During filming, one of the ideas we used to joke about a lot with the former SeaWorld orca trainers is the idea that Blackfish is like “Planet Of The Apes,” except the humans are the apes who are incarcerating a being who they don’t really understand or credit with intelligence and emotion. After a few beers, we’d have Tilikum banging the tank walls, protesting “I am not an animal!”

The idea that an orca, say, or a chimpanzee, might have intellectual or emotional capabilities that exceed a human’s obliterates the idea of anthropomorphism. That makes it a revolutionary, and thrilling, idea that can completely change how you think about, and relate to, animals.
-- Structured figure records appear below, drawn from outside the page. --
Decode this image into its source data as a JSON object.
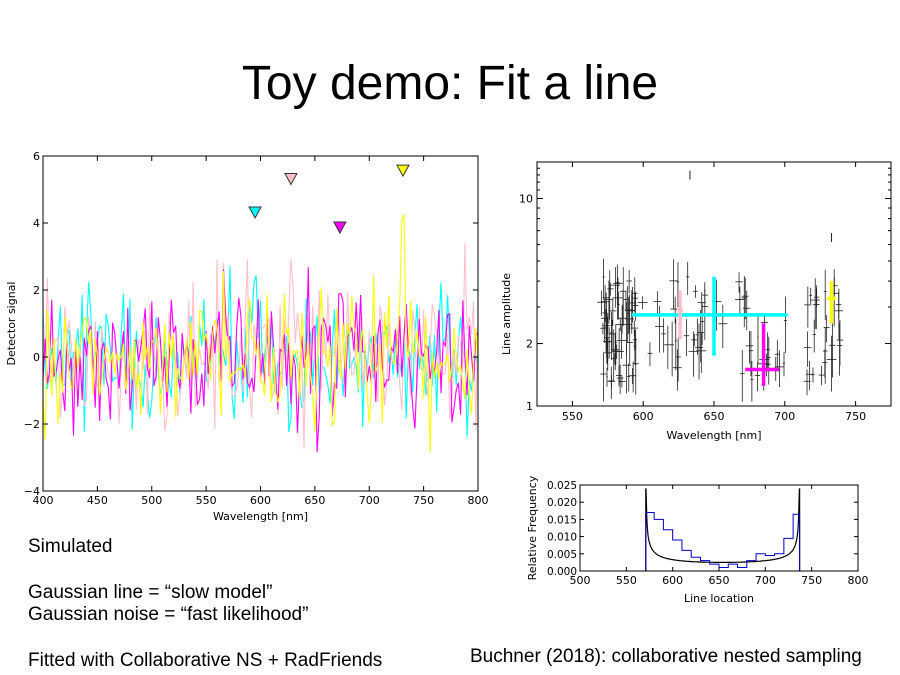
{
  "slide": {
    "title": "Toy demo: Fit a line",
    "caption_lines": [
      "Simulated",
      "",
      "Gaussian line = “slow model”",
      "Gaussian noise = “fast likelihood”",
      "",
      "Fitted with Collaborative NS + RadFriends"
    ],
    "citation": "Buchner (2018): collaborative nested sampling"
  },
  "colors": {
    "cyan": "#00ffff",
    "magenta": "#ff00ff",
    "yellow": "#ffff00",
    "pink": "#ffc0cb"
  },
  "chart_data": [
    {
      "type": "line",
      "xlabel": "Wavelength [nm]",
      "ylabel": "Detector signal",
      "xlim": [
        400,
        800
      ],
      "ylim": [
        -4,
        6
      ],
      "xticks": [
        400,
        450,
        500,
        550,
        600,
        650,
        700,
        750,
        800
      ],
      "yticks": [
        -4,
        -2,
        0,
        2,
        4,
        6
      ],
      "ytick_labels": [
        "−4",
        "−2",
        "0",
        "2",
        "4",
        "6"
      ],
      "series": [
        {
          "color": "cyan",
          "line_center": 595,
          "line_peak": 2.7,
          "marker": {
            "x": 595,
            "y": 4.3
          }
        },
        {
          "color": "pink",
          "line_center": 628,
          "line_peak": 4.8,
          "marker": {
            "x": 628,
            "y": 5.3
          }
        },
        {
          "color": "magenta",
          "line_center": 673,
          "line_peak": 3.0,
          "marker": {
            "x": 673,
            "y": 3.85
          }
        },
        {
          "color": "yellow",
          "line_center": 731,
          "line_peak": 5.0,
          "marker": {
            "x": 731,
            "y": 5.55
          }
        }
      ]
    },
    {
      "type": "scatter",
      "xlabel": "Wavelength [nm]",
      "ylabel": "Line amplitude",
      "xlim": [
        525,
        775
      ],
      "yscale": "log",
      "ylim": [
        1,
        15
      ],
      "xticks": [
        550,
        600,
        650,
        700,
        750
      ],
      "yticks": [
        1,
        2,
        10
      ],
      "fits": [
        {
          "color": "cyan",
          "x": 650,
          "y": 2.75,
          "x_range": [
            592,
            702
          ],
          "y_range": [
            1.75,
            4.2
          ]
        },
        {
          "color": "pink",
          "x": 626,
          "y": 2.9,
          "x_range": [
            624,
            628
          ],
          "y_range": [
            2.1,
            3.6
          ]
        },
        {
          "color": "magenta",
          "x": 685,
          "y": 1.5,
          "x_range": [
            672,
            696
          ],
          "y_range": [
            1.25,
            2.5
          ]
        },
        {
          "color": "yellow",
          "x": 733,
          "y": 3.3,
          "x_range": [
            730,
            736
          ],
          "y_range": [
            2.5,
            4.0
          ]
        }
      ]
    },
    {
      "type": "line",
      "xlabel": "Line location",
      "ylabel": "Relative Frequency",
      "xlim": [
        500,
        800
      ],
      "ylim": [
        0,
        0.025
      ],
      "xticks": [
        500,
        550,
        600,
        650,
        700,
        750,
        800
      ],
      "yticks": [
        0.0,
        0.005,
        0.01,
        0.015,
        0.02,
        0.025
      ],
      "ytick_labels": [
        "0.000",
        "0.005",
        "0.010",
        "0.015",
        "0.020",
        "0.025"
      ],
      "support": [
        571,
        737
      ],
      "histogram": {
        "bins": [
          571,
          580,
          590,
          600,
          610,
          620,
          630,
          640,
          650,
          660,
          670,
          680,
          690,
          700,
          710,
          720,
          730,
          737
        ],
        "values": [
          0.017,
          0.015,
          0.012,
          0.009,
          0.006,
          0.004,
          0.003,
          0.002,
          0.001,
          0.002,
          0.001,
          0.003,
          0.005,
          0.0045,
          0.005,
          0.0095,
          0.0165
        ]
      }
    }
  ]
}
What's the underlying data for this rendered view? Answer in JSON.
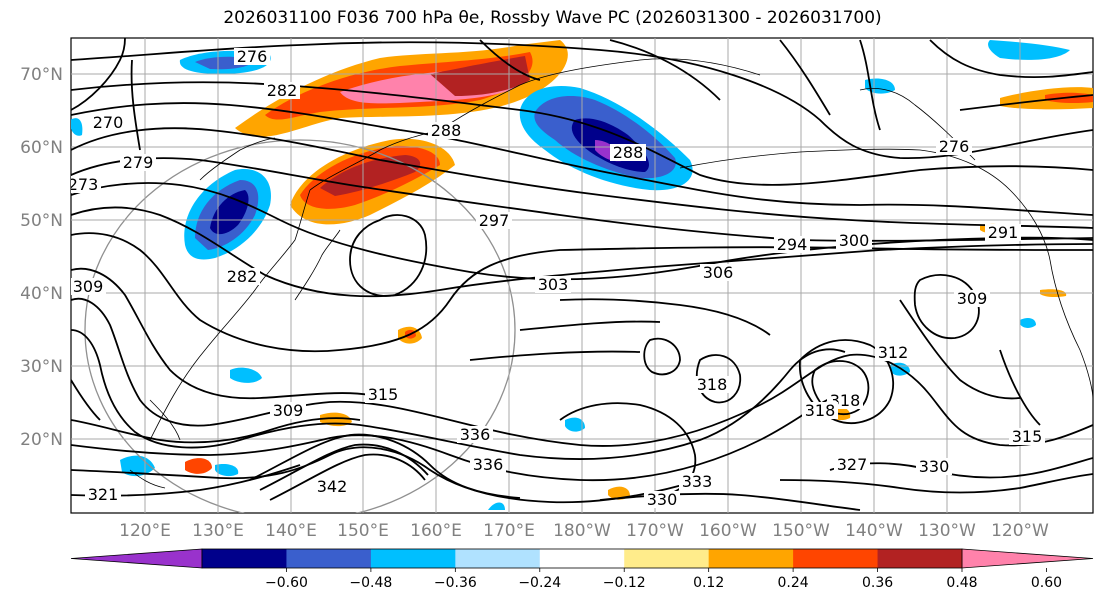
{
  "title": "2026031100 F036 700 hPa θe, Rossby Wave PC (2026031300 - 2026031700)",
  "axes": {
    "lat_labels": [
      "70°N",
      "60°N",
      "50°N",
      "40°N",
      "30°N",
      "20°N"
    ],
    "lon_labels": [
      "120°E",
      "130°E",
      "140°E",
      "150°E",
      "160°E",
      "170°E",
      "180°W",
      "170°W",
      "160°W",
      "150°W",
      "140°W",
      "130°W",
      "120°W"
    ]
  },
  "contour_labels": [
    "276",
    "282",
    "270",
    "279",
    "273",
    "288",
    "288",
    "297",
    "276",
    "291",
    "300",
    "294",
    "303",
    "306",
    "309",
    "309",
    "282",
    "315",
    "312",
    "318",
    "318",
    "318",
    "309",
    "321",
    "336",
    "336",
    "342",
    "327",
    "330",
    "333",
    "330",
    "315"
  ],
  "colorbar": {
    "ticks": [
      "−0.60",
      "−0.48",
      "−0.36",
      "−0.24",
      "−0.12",
      "0.12",
      "0.24",
      "0.36",
      "0.48",
      "0.60"
    ],
    "colors": [
      "#9932cc",
      "#00008b",
      "#3a5fcd",
      "#00bfff",
      "#b0e2ff",
      "#ffffff",
      "#ffec8b",
      "#ffa500",
      "#ff4500",
      "#b22222",
      "#ff82ab"
    ]
  }
}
Why Humans Don’t Want Other Animals To Have Rights

As I’ve noted before, Steve Wise and the Nonhuman Rights Project is just about the most powerful campaign out there that is trying to change the way humans relate to animals.

Wise really gets it, and has started a series of video interviews exploring the issues at the heart of humanity’s immoral treatment of nonhuman animals.

First topic: the degree to which humanity is deeply involved in the exploitation of animals (and therefore resists giving animals rights that would change that relationship).

As Wise points out, it is almost, or simply flat-out, impossible for a modern human not to be involved in the exploitation of animals.

That is probably true, and something I am acutely aware of in my own life. But there are degrees of complicity, and the biggest step anyone can take to greatly reduce their complicity is to go vegan. After that, you need to pay attention to details like: products which use animal testing, or medicines which are developed with animal testing (a very complicated issue).

Beyond direct exploitation, there is the vast question of all the many ways in which humans indirectly exploit animals by lifestyles and choices which destroy habitat.

How far can you go to balance your life with the lives of nonhuman animals? What is the most difficult form of exploitation, direct or indirect, to reduce or eradicate from your lifestyle?

(Thanks to JV for tipping me to this video series).